La théorie des nœuds est très intuitive et agréable à expliquer. On prend une corde, on noue ses extrémités ensemble et on étudie les différents nœuds qu’elle peut former.

Comme son nom l’indique, la physique mathématique est la branche qui étudie les modèles mathématiques derrière les lois et phénomènes physiques. L’un des modèles sur lesquels David Cimasoni travaille actuellement s’appelle en anglais « the dimer model ». Selon ce modèle, si l’on considère un graphe et une sélection d’arêtes telle que chaque sommet n’est recouvert que par une arête, on parle d’un « appariement parfait ». Il s’agit alors de trouver ces appariements parfaits et des méthodes pour les compter : par exemple, si un graphe peut être plongé dans un plan, il existe un moyen efficace de les dénombrer. Pour des graphes plus généraux, on peut utiliser des outils issus de la théorie des nœuds, ce qui suscite particulièrement l’intérêt de David Cimasoni.

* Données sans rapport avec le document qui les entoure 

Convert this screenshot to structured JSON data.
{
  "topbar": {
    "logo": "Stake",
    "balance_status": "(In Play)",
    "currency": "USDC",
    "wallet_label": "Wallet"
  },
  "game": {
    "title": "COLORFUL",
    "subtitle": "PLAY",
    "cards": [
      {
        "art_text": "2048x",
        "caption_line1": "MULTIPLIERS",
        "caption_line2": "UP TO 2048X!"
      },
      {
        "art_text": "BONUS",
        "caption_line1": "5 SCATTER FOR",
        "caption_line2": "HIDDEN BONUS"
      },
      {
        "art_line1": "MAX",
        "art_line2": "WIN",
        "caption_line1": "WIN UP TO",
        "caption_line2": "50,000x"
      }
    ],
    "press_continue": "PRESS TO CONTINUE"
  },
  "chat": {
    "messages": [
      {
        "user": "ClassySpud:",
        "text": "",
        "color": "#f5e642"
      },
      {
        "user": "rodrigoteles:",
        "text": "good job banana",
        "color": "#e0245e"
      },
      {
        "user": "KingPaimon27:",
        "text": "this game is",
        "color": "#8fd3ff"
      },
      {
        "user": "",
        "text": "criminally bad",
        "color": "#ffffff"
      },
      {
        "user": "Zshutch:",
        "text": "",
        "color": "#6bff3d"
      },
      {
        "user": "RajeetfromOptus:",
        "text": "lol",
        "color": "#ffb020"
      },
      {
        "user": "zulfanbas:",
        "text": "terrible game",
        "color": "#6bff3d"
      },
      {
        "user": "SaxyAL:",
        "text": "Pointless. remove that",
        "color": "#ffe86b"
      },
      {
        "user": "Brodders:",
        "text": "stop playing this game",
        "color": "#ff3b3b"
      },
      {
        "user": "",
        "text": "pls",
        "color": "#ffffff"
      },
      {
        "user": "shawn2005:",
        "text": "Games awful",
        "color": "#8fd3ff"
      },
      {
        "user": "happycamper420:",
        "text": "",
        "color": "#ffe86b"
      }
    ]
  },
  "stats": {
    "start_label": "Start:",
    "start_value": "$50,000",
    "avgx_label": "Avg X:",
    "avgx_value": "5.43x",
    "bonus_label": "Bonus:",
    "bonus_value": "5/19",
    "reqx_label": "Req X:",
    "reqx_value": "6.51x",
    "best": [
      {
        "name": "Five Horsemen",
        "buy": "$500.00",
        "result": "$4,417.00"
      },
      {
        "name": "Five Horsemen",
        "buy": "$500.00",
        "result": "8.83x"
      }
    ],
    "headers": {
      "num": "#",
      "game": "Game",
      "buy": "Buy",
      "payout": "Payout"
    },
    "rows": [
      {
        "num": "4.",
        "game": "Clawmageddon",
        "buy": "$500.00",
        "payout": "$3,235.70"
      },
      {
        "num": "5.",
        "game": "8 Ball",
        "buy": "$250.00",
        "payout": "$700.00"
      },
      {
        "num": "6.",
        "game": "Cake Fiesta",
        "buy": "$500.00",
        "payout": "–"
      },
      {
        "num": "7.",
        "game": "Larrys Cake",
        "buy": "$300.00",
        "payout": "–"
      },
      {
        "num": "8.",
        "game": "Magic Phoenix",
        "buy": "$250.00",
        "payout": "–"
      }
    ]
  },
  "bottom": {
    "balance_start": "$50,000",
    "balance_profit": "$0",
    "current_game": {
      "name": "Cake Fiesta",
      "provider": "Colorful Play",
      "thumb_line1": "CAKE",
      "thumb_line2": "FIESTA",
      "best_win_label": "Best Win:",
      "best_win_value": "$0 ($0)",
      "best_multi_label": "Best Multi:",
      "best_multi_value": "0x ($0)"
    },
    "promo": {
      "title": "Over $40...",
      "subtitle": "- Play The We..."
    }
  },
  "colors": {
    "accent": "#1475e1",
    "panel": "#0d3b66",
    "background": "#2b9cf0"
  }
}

Le domaine de recherche de David Cimasoni n’intéresse pas uniquement les mathématiciens : il mentionne par exemple que la théorie des nœuds est également d’importance pour la biologie moléculaire, car elle permet de mieux comprendre le comportement des molécules de l’ADN, leurs interactions, ainsi que l’action de certaines enzymes sur les molécules. Il a personnellement collaboré avec un physicien qui étudiait les signaux lumineux et la manière dont ceux-ci pouvaient former des nœuds, apportant ainsi une perspective mathématique à ces recherches. Il commente que l’intersection entre les mathématiques et d’autres disciplines ne concerne pas seulement le « quoi », mais surtout le « pourquoi » : « Un très bon ami à moi travaille aujourd’hui chez Google, et il essaie de réellement comprendre pourquoi les algorithmes qui font fonctionner l’intelligence artificielle marchent. On peut ajuster des paramètres pour améliorer les performances des modèles d’apprentissage automatique, mais comprendre les mathématiques qui sous-tendent ces décisions — visualiser ce que fait le modèle géométrique, comme une sorte de descente de gradient sur une variété qui cherche de bons minima locaux — est également une question essentielle. »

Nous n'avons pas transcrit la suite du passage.